Basu Sushmita, Kurgan Lukasz
Department of Computer Science, Virginia Commonwealth University, Richmond, Virginia, USA.
Protein Sci. 2025 Oct;34(10):e70298. doi: 10.1002/pro.70298.
Dozens of impactful methods that predict intrinsically disordered regions (IDRs) in protein sequences that interact with proteins and/or nucleic acids were developed. Their training and assessment rely on the IDR-level binding annotations, while the equivalent structure-trained methods predict more granular annotations of binding amino acids (AA). We compiled a new benchmark dataset that annotates binding AA in IDRs and applied it to complete a first-of-its-kind assessment of predictions of the disordered binding residues. We evaluated a representative collection of 14 methods, used several hundred low-similarity test proteins, and focused on the challenging task of differentiating these binding residues from other disordered AA and considering ligand type-specific predictions (protein-protein vs. protein-nucleic acid interactions). We found that current methods struggle to accurately predict binding IDRs among disordered residues; however, better-than-random tools predict disordered binding residues significantly better than binding IDRs. We identified at least one relatively accurate tool for predicting disordered protein-binding and disordered nucleic acid-binding AA. Analysis of cross-predictions between interactions with protein and nucleic acids revealed that most methods are ligand-type-agnostic. Only two predictors of the nucleic acid-binding IDRs and two predictors of the protein-binding IDRs can be considered as ligand-type-specific. We also discussed several potential future directions that would move this field forward by producing more accurate methods that target the prediction of binding residues, reduce cross-predictions, and cover a broader range of ligand types.
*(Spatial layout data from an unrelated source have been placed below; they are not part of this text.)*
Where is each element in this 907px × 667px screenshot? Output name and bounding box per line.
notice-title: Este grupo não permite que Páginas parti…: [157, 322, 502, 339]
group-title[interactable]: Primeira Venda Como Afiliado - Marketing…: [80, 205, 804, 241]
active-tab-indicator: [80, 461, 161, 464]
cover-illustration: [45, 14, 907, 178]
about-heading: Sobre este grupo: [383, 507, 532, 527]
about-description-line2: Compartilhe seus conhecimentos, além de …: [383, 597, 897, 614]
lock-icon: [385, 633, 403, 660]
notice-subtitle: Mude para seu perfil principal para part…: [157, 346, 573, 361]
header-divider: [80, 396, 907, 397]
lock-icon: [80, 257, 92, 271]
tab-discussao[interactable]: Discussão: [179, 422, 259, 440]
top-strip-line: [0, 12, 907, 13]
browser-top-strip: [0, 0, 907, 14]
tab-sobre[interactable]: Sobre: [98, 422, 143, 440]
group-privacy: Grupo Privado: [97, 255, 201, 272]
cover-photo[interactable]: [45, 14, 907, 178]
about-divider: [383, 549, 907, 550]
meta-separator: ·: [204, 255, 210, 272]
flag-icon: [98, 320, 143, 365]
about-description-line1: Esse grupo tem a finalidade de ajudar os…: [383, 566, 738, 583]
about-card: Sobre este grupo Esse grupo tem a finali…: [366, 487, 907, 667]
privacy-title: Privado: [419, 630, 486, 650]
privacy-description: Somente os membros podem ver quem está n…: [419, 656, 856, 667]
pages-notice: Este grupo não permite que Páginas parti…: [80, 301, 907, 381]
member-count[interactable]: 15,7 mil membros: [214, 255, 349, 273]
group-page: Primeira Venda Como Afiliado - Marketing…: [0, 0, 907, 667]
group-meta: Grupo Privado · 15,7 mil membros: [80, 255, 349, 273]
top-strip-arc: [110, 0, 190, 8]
人们开发了数十种有影响力的方法,用于预测与蛋白质和/或核酸相互作用的蛋白质序列中的内在无序区域(IDR)。它们的训练和评估依赖于IDR水平的结合注释,而等效的基于结构训练的方法则预测结合氨基酸(AA)的更精细注释。我们编制了一个新的基准数据集,对IDR中的结合AA进行注释,并将其用于对无序结合残基预测进行首次此类评估。我们评估了14种具有代表性的方法,使用了数百种低相似性测试蛋白,并专注于将这些结合残基与其他无序AA区分开来以及考虑配体类型特异性预测(蛋白质-蛋白质相互作用与蛋白质-核酸相互作用)这一具有挑战性的任务。我们发现,当前的方法难以准确预测无序残基中的结合IDR;然而,比随机方法更好的工具在预测无序结合残基方面明显优于预测结合IDR。我们确定了至少一种相对准确的工具,用于预测无序的蛋白质结合和无序的核酸结合AA。对与蛋白质和核酸相互作用之间的交叉预测分析表明,大多数方法与配体类型无关。只有两种核酸结合IDR的预测器和两种蛋白质结合IDR的预测器可被视为配体类型特异性的。我们还讨论了几个潜在的未来方向,这些方向将通过开发更准确的方法来推动该领域的发展,这些方法旨在预测结合残基、减少交叉预测并涵盖更广泛的配体类型。